Therefore, it is worth considering how to apply prior information to the field of barrage jamming. Based on this, an adaptive barrage jamming method based on prior information and scene segmentation is proposed, which can achieve precise and controllable jamming coverage. The proposed method is divided into the following three units: information acquisition unit, position modulation unit, and jamming coverage unit. In the information acquisition unit, the information of the region of interest (ROI) is acquired in advance, and the ROI is divided into multiple sub-scenes. In addition, the reconnaissance equipment obtains the parameter information by analyzing the signal transmitted by the enemy SAR. In the position modulation unit and jamming coverage unit, the frequency response function of the jammer composed of the position modulation function and the jamming coverage function is generated, and the intercepted signal is modulated to generate the two-dimensional controllable jamming effect. The main contributions of this article are summarized as follows:

• In this paper, scene prior information is fully combined with barrage jamming methods. The ROI is divided according to the acquired prior information. The jamming power is allocated according to the importance of different targets in the ROI. The utilization efficiency of jamming power is effectively improved in this way, and a better jamming effect can be achieved with limited jamming power.
• In this paper, a frequency response function of a jammer, which is a two-step process integrating position modulation function with jamming coverage function, is proposed to jam targets in the SAR image. Important targets are better protected by generating corresponding response functions for different sub-scenes.
• In this paper, the jamming gain and measurement of the proposed method are analyzed in detail. Then, the simulation experiment was carried out. Firstly, the point target and target simulation experiments of the traditional convolution jamming method are extended. Then, a simulation experiment is conducted using the method proposed in this paper. Simulation results show that the proposed method not only overcomes the limitations of uncontrollable jamming position and coverage of traditional jamming methods but also effectively improves the utilization efficiency of jamming power.

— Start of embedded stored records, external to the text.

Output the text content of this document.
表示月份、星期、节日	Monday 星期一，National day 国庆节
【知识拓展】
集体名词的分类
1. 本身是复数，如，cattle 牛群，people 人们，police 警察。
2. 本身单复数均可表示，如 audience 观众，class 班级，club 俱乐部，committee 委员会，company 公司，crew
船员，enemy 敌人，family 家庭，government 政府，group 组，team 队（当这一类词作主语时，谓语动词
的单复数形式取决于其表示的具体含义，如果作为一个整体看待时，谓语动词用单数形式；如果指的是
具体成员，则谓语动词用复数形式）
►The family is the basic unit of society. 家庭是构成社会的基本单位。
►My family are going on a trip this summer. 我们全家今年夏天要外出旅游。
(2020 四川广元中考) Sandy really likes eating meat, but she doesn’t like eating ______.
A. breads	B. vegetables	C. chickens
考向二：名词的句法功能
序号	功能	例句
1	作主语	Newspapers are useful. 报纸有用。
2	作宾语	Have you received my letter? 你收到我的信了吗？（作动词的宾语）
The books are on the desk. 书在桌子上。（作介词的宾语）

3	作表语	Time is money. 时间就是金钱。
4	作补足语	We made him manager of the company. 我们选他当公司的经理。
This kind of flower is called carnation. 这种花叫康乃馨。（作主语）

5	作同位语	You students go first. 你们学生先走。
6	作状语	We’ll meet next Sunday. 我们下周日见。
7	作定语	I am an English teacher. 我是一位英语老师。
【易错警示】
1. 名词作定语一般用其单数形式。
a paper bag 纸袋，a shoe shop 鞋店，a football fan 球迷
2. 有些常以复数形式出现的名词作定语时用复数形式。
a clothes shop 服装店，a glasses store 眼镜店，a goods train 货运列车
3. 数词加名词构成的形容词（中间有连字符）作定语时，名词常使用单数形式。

1.4. Organization of This Paper

The remainder of this article is organized as follows. In Section 2, the jamming model of space-borne SAR is introduced, the principle of noise convolution and noise multiplication jamming are reviewed, and a detailed description of the proposed method is provided. In Section 3, a theoretical analysis of the jamming signal is conducted, including an analysis of jamming gain and measurement error. In Section 4, the simulation results of our experiments are demonstrated, verifying the effectiveness of the proposed method. Section 5 discusses the proposed method. Section 6 provides the conclusion.

2. Model and Method

2.1. SAR Jamming Geometric Model

The section derives a geometric model and introduces the basic idea for space-borne SAR repeater jamming.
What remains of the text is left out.